Other enzymatic reactions that can be used to identify Klebsiella granulomatis include:
- Indole test: This test detects the ability of the bacterium to produce indole from tryptophan. The test can be performed by adding Kovac`s reagent to a tube containing the bacterium and observing the color change. A positive result is indicated by a red ring at the top of the tube, while a negative result is indicated by no color change or a yellow ring. Klebsiella granulomatis is usually indole-negative, while other Klebsiella species are usually indole-positive.
- Methyl red test: This test detects the ability of the bacterium to produce acid from glucose fermentation. The test can be performed by adding methyl red indicator to a tube containing the bacterium and observing the color change. A positive result is indicated by a red color, while a negative result is indicated by no color change or a yellow color. Klebsiella granulomatis is usually methyl red-negative, while other Klebsiella species are usually methyl red-positive.

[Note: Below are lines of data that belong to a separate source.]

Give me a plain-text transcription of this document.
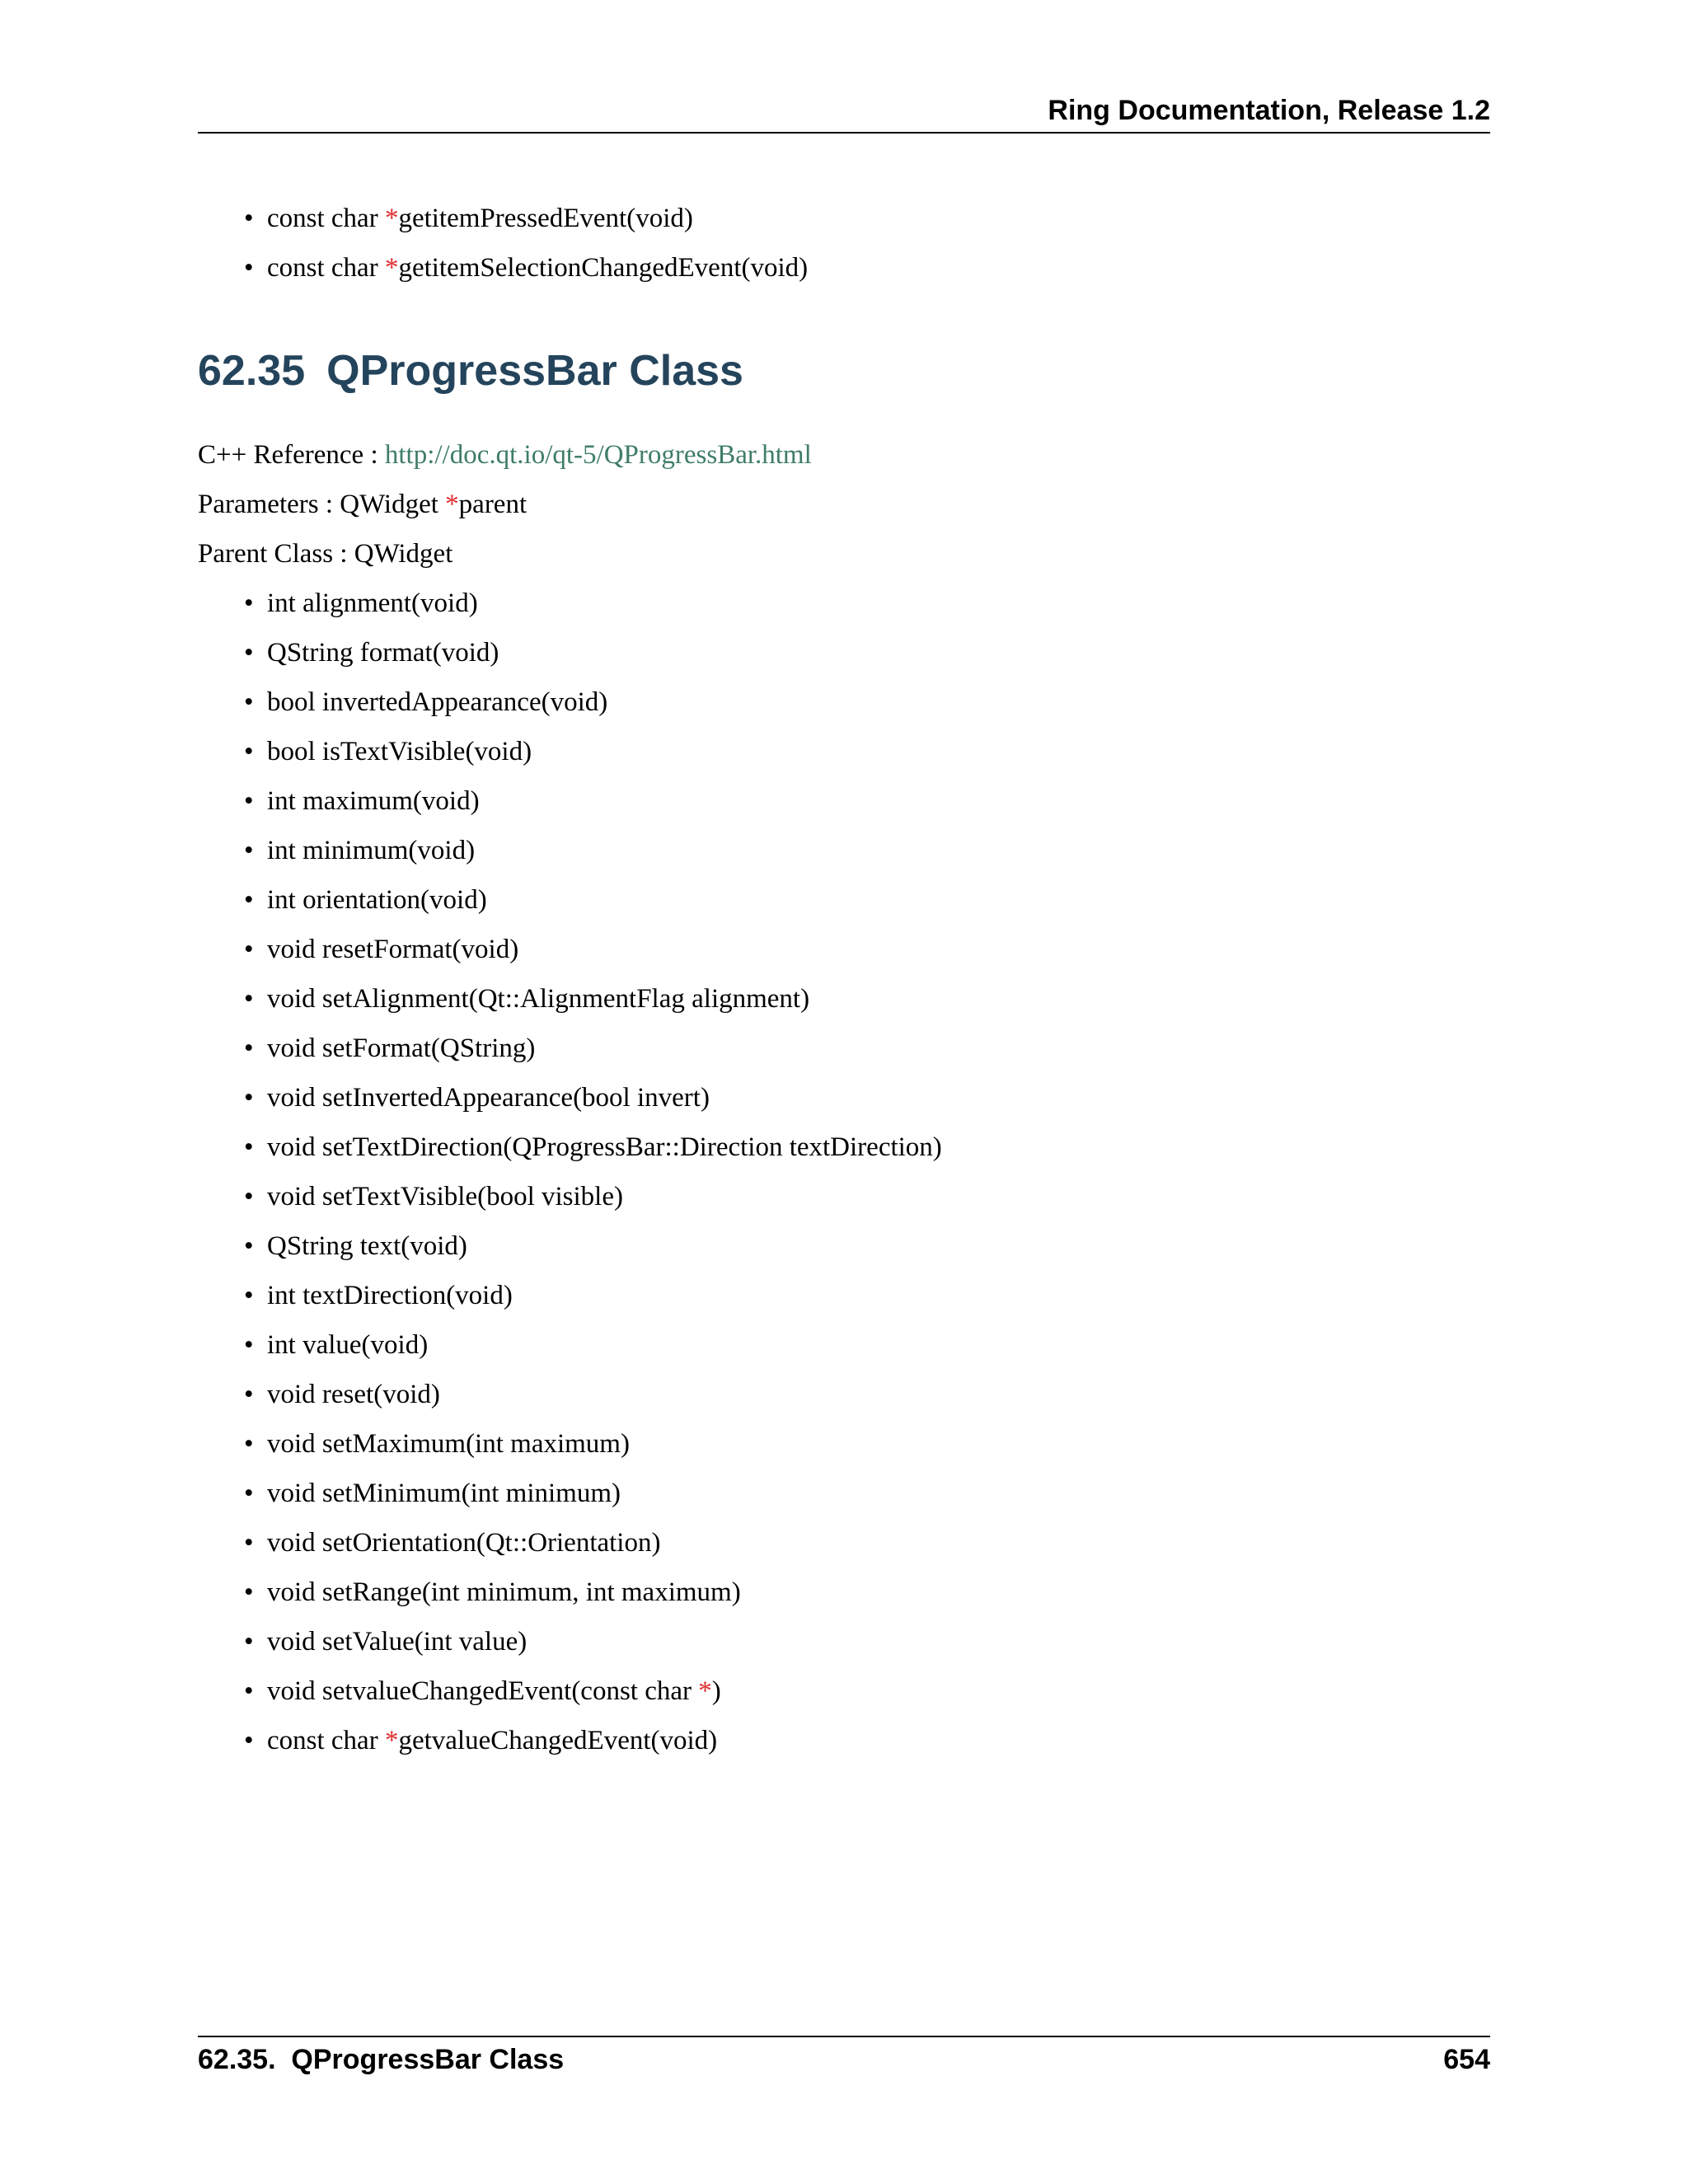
Ring Documentation, Release 1.2
• const char *getitemPressedEvent(void)
• const char *getitemSelectionChangedEvent(void)
62.35 QProgressBar Class

C++ Reference : http://doc.qt.io/qt-5/QProgressBar.html

Parameters : QWidget *parent

Parent Class : QWidget

• int alignment(void)
• QString format(void)
• bool invertedAppearance(void)
• bool isTextVisible(void)
• int maximum(void)
• int minimum(void)
• int orientation(void)
• void resetFormat(void)
• void setAlignment(Qt::AlignmentFlag alignment)
• void setFormat(QString)
• void setInvertedAppearance(bool invert)
• void setTextDirection(QProgressBar::Direction textDirection)
• void setTextVisible(bool visible)
• QString text(void)
• int textDirection(void)
• int value(void)
• void reset(void)
• void setMaximum(int maximum)
• void setMinimum(int minimum)
• void setOrientation(Qt::Orientation)
• void setRange(int minimum, int maximum)
• void setValue(int value)
• void setvalueChangedEvent(const char *)
• const char *getvalueChangedEvent(void)
62.35.  QProgressBar Class	654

- Voges-Proskauer test: This test detects the ability of the bacterium to produce acetoin from glucose fermentation. The test can be performed by adding VP reagents to a tube containing the bacterium and observing the color change. A positive result is indicated by a red color, while a negative result is indicated by no color change or a brown color. Klebsiella granulomatis is usually VP-negative, while other Klebsiella species are usually VP-positive.
By performing these enzymatic reactions, Klebsiella granulomatis can be distinguished from other Klebsiella species and confirmed as the causative agent of granuloma inguinale.